Конечно, блин! Получили свое, а мне мучайся! Как мне спать так, неудовлетворенной?
Я осторожно отодвинулась от Эмилио и начала ласкать себе клитор, пытаясь, как обычно, в одиночку достигнуть разрядки.
– Шалунишка, – мою руку мягко, но непреклонно перехватили. – Тебе, оказывается, мало, – прошептал мне на ухо страшно довольный этим обстоятельством Филлипэ, завладевая и второй рукой тоже.
– Не то чтобы, – пропищала я, в то время как меня перекладывали на живот. – Просто... э-э-э... Как бы это сказать...
– Скажи, Магдалена, – с тихим уютным смешком, от которого у меня свело все внутри, посоветовал Эмилио. – Научись выражать свои желания. Это нормально.
– Ладно, – попробовала я выдернуть руки. – Хочу, чтобы меня оставили в покое и хочу кончить! Иначе не усну!
– А за это ты будешь наказана! – мужчины оживились и начали привязывать мои руки к резному изголовью шелковыми платками. Не туго, не впритык, но надежно. Узлы самозатягивающиеся, не вырвешься.
– За что? – возмутилась я, понимая, что против 'лома' нет приема.
– За то, дорогая, – на мою попку легли ласковые руки. – Что ты хочешь сделать это без нас.
– Привыкай, котенок, – отодвинул с моей шеи волосы Эмилио. – Теперь мы все будет делать вместе. И это существенное оскорбление, попытаться достигнуть разрядки в одиночку. Запомни это и не пытайся больше повторить. Иначе мы будет держать тебя на грани о-о-очень долгое время.
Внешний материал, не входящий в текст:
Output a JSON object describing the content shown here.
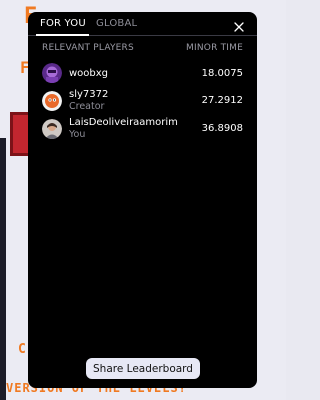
{
  "tabs": [
    {
      "label": "FOR YOU",
      "active": true
    },
    {
      "label": "GLOBAL",
      "active": false
    }
  ],
  "columns": {
    "players": "RELEVANT PLAYERS",
    "time": "MINOR TIME"
  },
  "players": [
    {
      "name": "woobxg",
      "subtitle": "",
      "time": "18.0075",
      "avatar_icon": "purple-character-avatar-icon"
    },
    {
      "name": "sly7372",
      "subtitle": "Creator",
      "time": "27.2912",
      "avatar_icon": "orange-character-avatar-icon"
    },
    {
      "name": "LaisDeoliveiraamorim",
      "subtitle": "You",
      "time": "36.8908",
      "avatar_icon": "person-photo-avatar-icon"
    }
  ],
  "share_button": "Share Leaderboard",
  "colors": {
    "modal_bg": "#000000",
    "button_bg": "#e7e8f5",
    "muted_text": "#8e8e98",
    "background_accent": "#f07a22"
  }
}
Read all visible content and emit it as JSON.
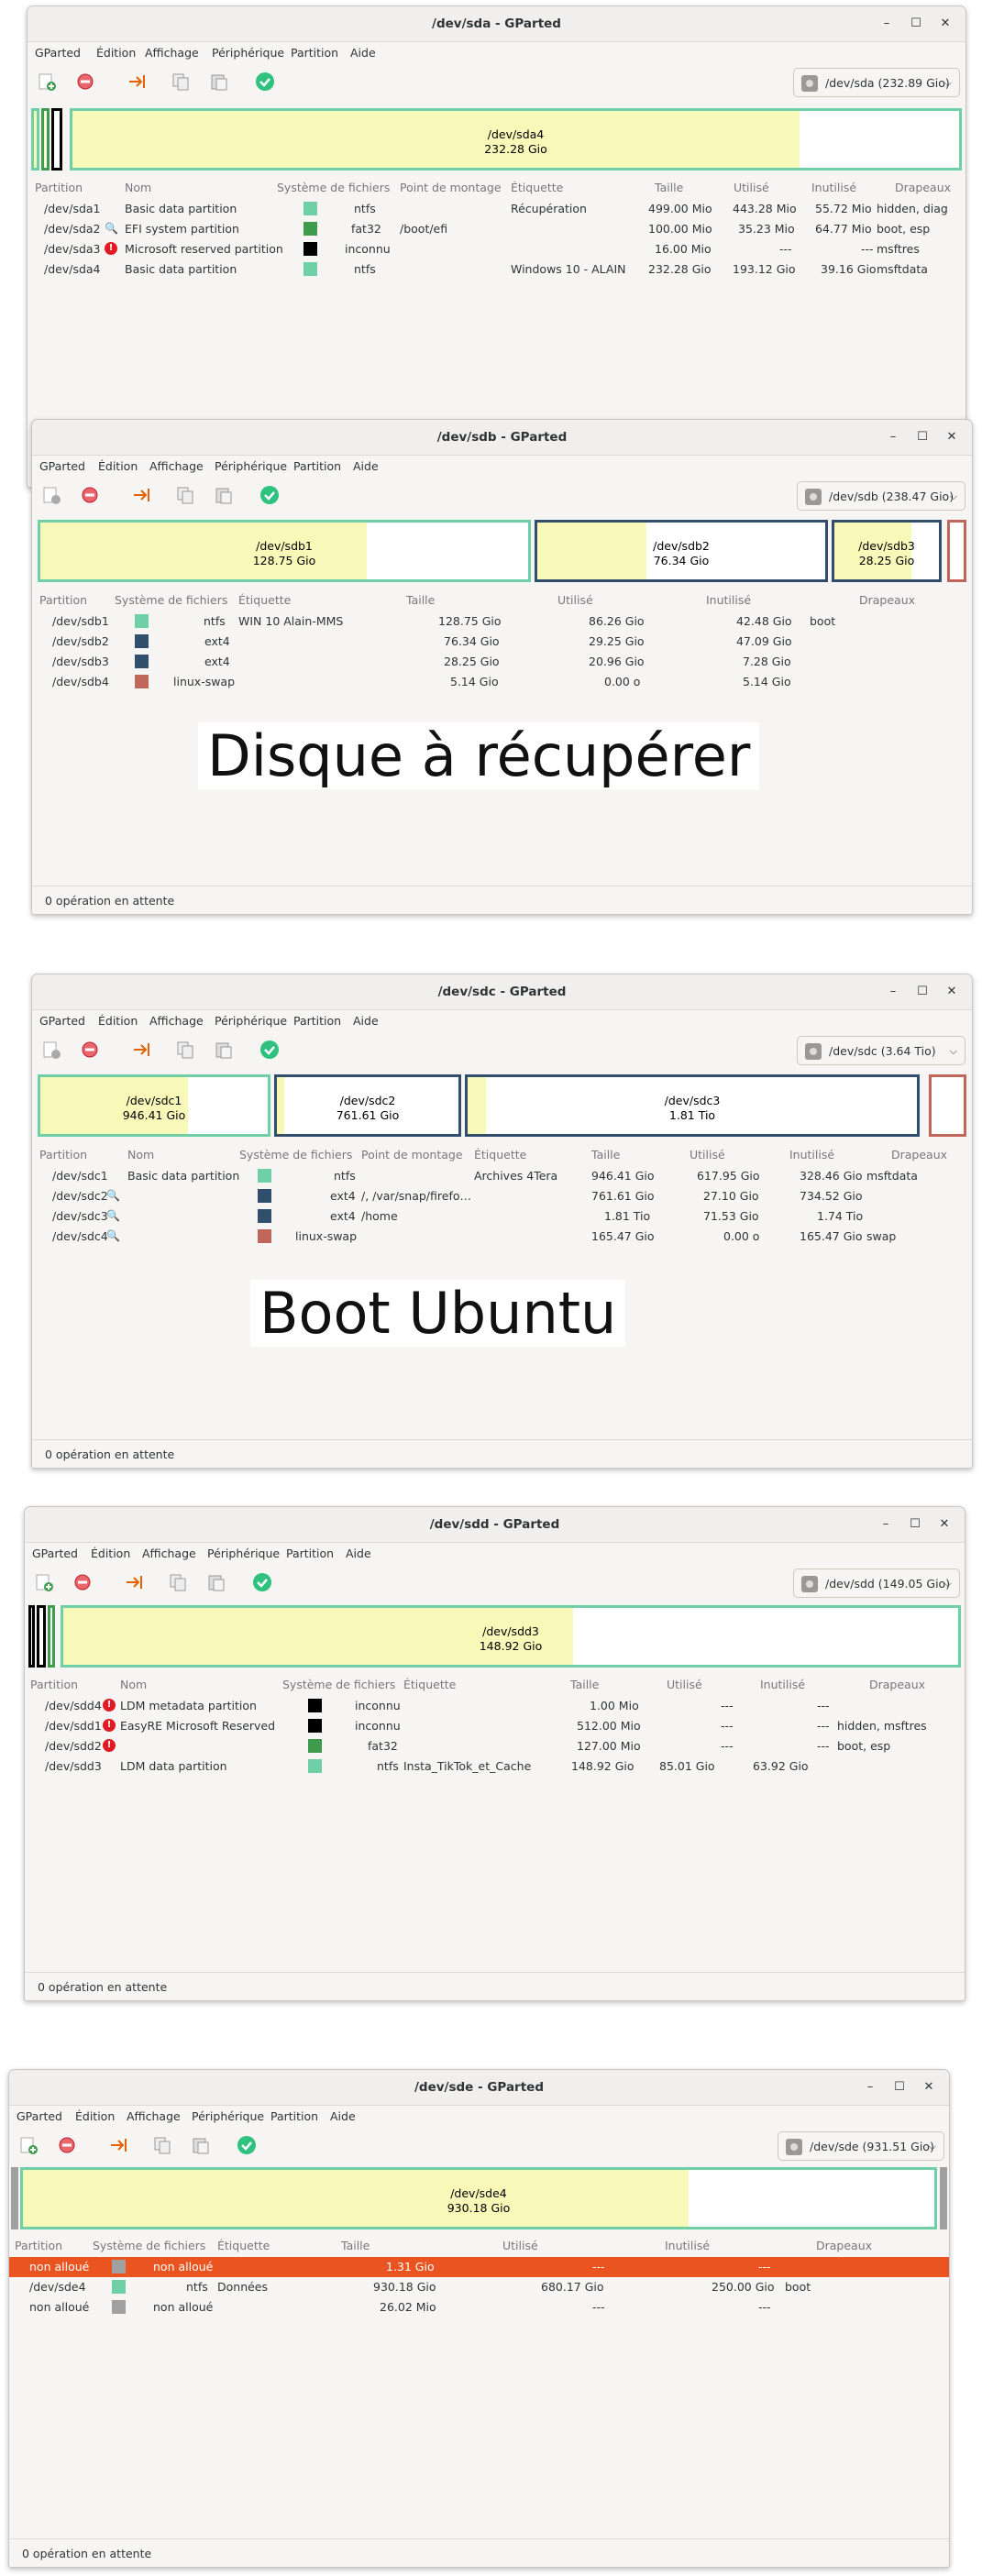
{
  "menu": [
    "GParted",
    "Édition",
    "Affichage",
    "Périphérique",
    "Partition",
    "Aide"
  ],
  "status": "0 opération en attente",
  "colors": {
    "ntfs": "#6fcfa7",
    "fat32": "#3e9c4c",
    "ext4": "#314e6c",
    "swap": "#c1665a",
    "inconnu": "#000000",
    "nonalloue": "#a0a0a0",
    "selection": "#e95420"
  },
  "sda": {
    "title": "/dev/sda - GParted",
    "device": "/dev/sda (232.89 Gio)",
    "bar": {
      "name": "/dev/sda4",
      "size": "232.28 Gio"
    },
    "headers": [
      "Partition",
      "Nom",
      "Système de fichiers",
      "Point de montage",
      "Étiquette",
      "Taille",
      "Utilisé",
      "Inutilisé",
      "Drapeaux"
    ],
    "rows": [
      {
        "part": "/dev/sda1",
        "nom": "Basic data partition",
        "fs": "ntfs",
        "mount": "",
        "label": "Récupération",
        "size": "499.00 Mio",
        "used": "443.28 Mio",
        "unused": "55.72 Mio",
        "flags": "hidden, diag"
      },
      {
        "part": "/dev/sda2",
        "nom": "EFI system partition",
        "fs": "fat32",
        "mount": "/boot/efi",
        "label": "",
        "size": "100.00 Mio",
        "used": "35.23 Mio",
        "unused": "64.77 Mio",
        "flags": "boot, esp"
      },
      {
        "part": "/dev/sda3",
        "nom": "Microsoft reserved partition",
        "fs": "inconnu",
        "mount": "",
        "label": "",
        "size": "16.00 Mio",
        "used": "---",
        "unused": "---",
        "flags": "msftres"
      },
      {
        "part": "/dev/sda4",
        "nom": "Basic data partition",
        "fs": "ntfs",
        "mount": "",
        "label": "Windows 10 - ALAIN",
        "size": "232.28 Gio",
        "used": "193.12 Gio",
        "unused": "39.16 Gio",
        "flags": "msftdata"
      }
    ]
  },
  "sdb": {
    "title": "/dev/sdb - GParted",
    "device": "/dev/sdb (238.47 Gio)",
    "bars": [
      {
        "name": "/dev/sdb1",
        "size": "128.75 Gio"
      },
      {
        "name": "/dev/sdb2",
        "size": "76.34 Gio"
      },
      {
        "name": "/dev/sdb3",
        "size": "28.25 Gio"
      }
    ],
    "headers": [
      "Partition",
      "Système de fichiers",
      "Étiquette",
      "Taille",
      "Utilisé",
      "Inutilisé",
      "Drapeaux"
    ],
    "rows": [
      {
        "part": "/dev/sdb1",
        "fs": "ntfs",
        "label": "WIN 10 Alain-MMS",
        "size": "128.75 Gio",
        "used": "86.26 Gio",
        "unused": "42.48 Gio",
        "flags": "boot"
      },
      {
        "part": "/dev/sdb2",
        "fs": "ext4",
        "label": "",
        "size": "76.34 Gio",
        "used": "29.25 Gio",
        "unused": "47.09 Gio",
        "flags": ""
      },
      {
        "part": "/dev/sdb3",
        "fs": "ext4",
        "label": "",
        "size": "28.25 Gio",
        "used": "20.96 Gio",
        "unused": "7.28 Gio",
        "flags": ""
      },
      {
        "part": "/dev/sdb4",
        "fs": "linux-swap",
        "label": "",
        "size": "5.14 Gio",
        "used": "0.00 o",
        "unused": "5.14 Gio",
        "flags": ""
      }
    ],
    "caption": "Disque à récupérer"
  },
  "sdc": {
    "title": "/dev/sdc - GParted",
    "device": "/dev/sdc (3.64 Tio)",
    "bars": [
      {
        "name": "/dev/sdc1",
        "size": "946.41 Gio"
      },
      {
        "name": "/dev/sdc2",
        "size": "761.61 Gio"
      },
      {
        "name": "/dev/sdc3",
        "size": "1.81 Tio"
      }
    ],
    "headers": [
      "Partition",
      "Nom",
      "Système de fichiers",
      "Point de montage",
      "Étiquette",
      "Taille",
      "Utilisé",
      "Inutilisé",
      "Drapeaux"
    ],
    "rows": [
      {
        "part": "/dev/sdc1",
        "nom": "Basic data partition",
        "fs": "ntfs",
        "mount": "",
        "label": "Archives 4Tera",
        "size": "946.41 Gio",
        "used": "617.95 Gio",
        "unused": "328.46 Gio",
        "flags": "msftdata"
      },
      {
        "part": "/dev/sdc2",
        "nom": "",
        "fs": "ext4",
        "mount": "/, /var/snap/firefo…",
        "label": "",
        "size": "761.61 Gio",
        "used": "27.10 Gio",
        "unused": "734.52 Gio",
        "flags": ""
      },
      {
        "part": "/dev/sdc3",
        "nom": "",
        "fs": "ext4",
        "mount": "/home",
        "label": "",
        "size": "1.81 Tio",
        "used": "71.53 Gio",
        "unused": "1.74 Tio",
        "flags": ""
      },
      {
        "part": "/dev/sdc4",
        "nom": "",
        "fs": "linux-swap",
        "mount": "",
        "label": "",
        "size": "165.47 Gio",
        "used": "0.00 o",
        "unused": "165.47 Gio",
        "flags": "swap"
      }
    ],
    "caption": "Boot Ubuntu"
  },
  "sdd": {
    "title": "/dev/sdd - GParted",
    "device": "/dev/sdd (149.05 Gio)",
    "bar": {
      "name": "/dev/sdd3",
      "size": "148.92 Gio"
    },
    "headers": [
      "Partition",
      "Nom",
      "Système de fichiers",
      "Étiquette",
      "Taille",
      "Utilisé",
      "Inutilisé",
      "Drapeaux"
    ],
    "rows": [
      {
        "part": "/dev/sdd4",
        "nom": "LDM metadata partition",
        "fs": "inconnu",
        "label": "",
        "size": "1.00 Mio",
        "used": "---",
        "unused": "---",
        "flags": ""
      },
      {
        "part": "/dev/sdd1",
        "nom": "EasyRE Microsoft Reserved",
        "fs": "inconnu",
        "label": "",
        "size": "512.00 Mio",
        "used": "---",
        "unused": "---",
        "flags": "hidden, msftres"
      },
      {
        "part": "/dev/sdd2",
        "nom": "",
        "fs": "fat32",
        "label": "",
        "size": "127.00 Mio",
        "used": "---",
        "unused": "---",
        "flags": "boot, esp"
      },
      {
        "part": "/dev/sdd3",
        "nom": "LDM data partition",
        "fs": "ntfs",
        "label": "Insta_TikTok_et_Cache",
        "size": "148.92 Gio",
        "used": "85.01 Gio",
        "unused": "63.92 Gio",
        "flags": ""
      }
    ]
  },
  "sde": {
    "title": "/dev/sde - GParted",
    "device": "/dev/sde (931.51 Gio)",
    "bar": {
      "name": "/dev/sde4",
      "size": "930.18 Gio"
    },
    "headers": [
      "Partition",
      "Système de fichiers",
      "Étiquette",
      "Taille",
      "Utilisé",
      "Inutilisé",
      "Drapeaux"
    ],
    "rows": [
      {
        "part": "non alloué",
        "fs": "non alloué",
        "label": "",
        "size": "1.31 Gio",
        "used": "---",
        "unused": "---",
        "flags": ""
      },
      {
        "part": "/dev/sde4",
        "fs": "ntfs",
        "label": "Données",
        "size": "930.18 Gio",
        "used": "680.17 Gio",
        "unused": "250.00 Gio",
        "flags": "boot"
      },
      {
        "part": "non alloué",
        "fs": "non alloué",
        "label": "",
        "size": "26.02 Mio",
        "used": "---",
        "unused": "---",
        "flags": ""
      }
    ]
  }
}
– Я буду кричать, – пригрозила им я, крутясь и пытаясь отстоять право собственности на свое тело.
– Прекрасно, – порадовался за меня Филлипэ, скользнув пальцами между моих ног. Блеснул глазами: – Она уже готова.
– Кричи, милая, – с этими словами Эмилио подлез под меня, насаживая на себя. Я вскрикнула.
В это время Филлипэ стал подбираться к святая святых – моему анусу. От перепуга я зажалась. При одной мысли, что меня в одночасье поимеют еще и ТУДА, у меня пропадало всякое настроение.
– Нет! – я зажалась и окаменела. – Туда нельзя! Я не могу!
– Придержи ее, – велел Филлипэ другу.
Эмилио тут же пригнул меня к себе, слегка приподнимая мою попку. Я судорожно задергалась.
– Счас умру! – выдвинула я последний аргумент, дергаясь и елозя напрягшимися сосками по каменно-твердым мышцам. – У меня организм слабый! Морально-устойчивый, а потому такого точно не переживет!
– Магдалена, – хмыкнул сзади Филлипэ, ласково поглаживая и раздвигая половинки. – Оргазм – это маленькая смерть. Поэтому умирать ты будешь часто. Прекрати паниковать!
– Не могу, – призналась я, дергая платки и пытаясь освободиться, чтобы сбежать. – Страх сильнее меня.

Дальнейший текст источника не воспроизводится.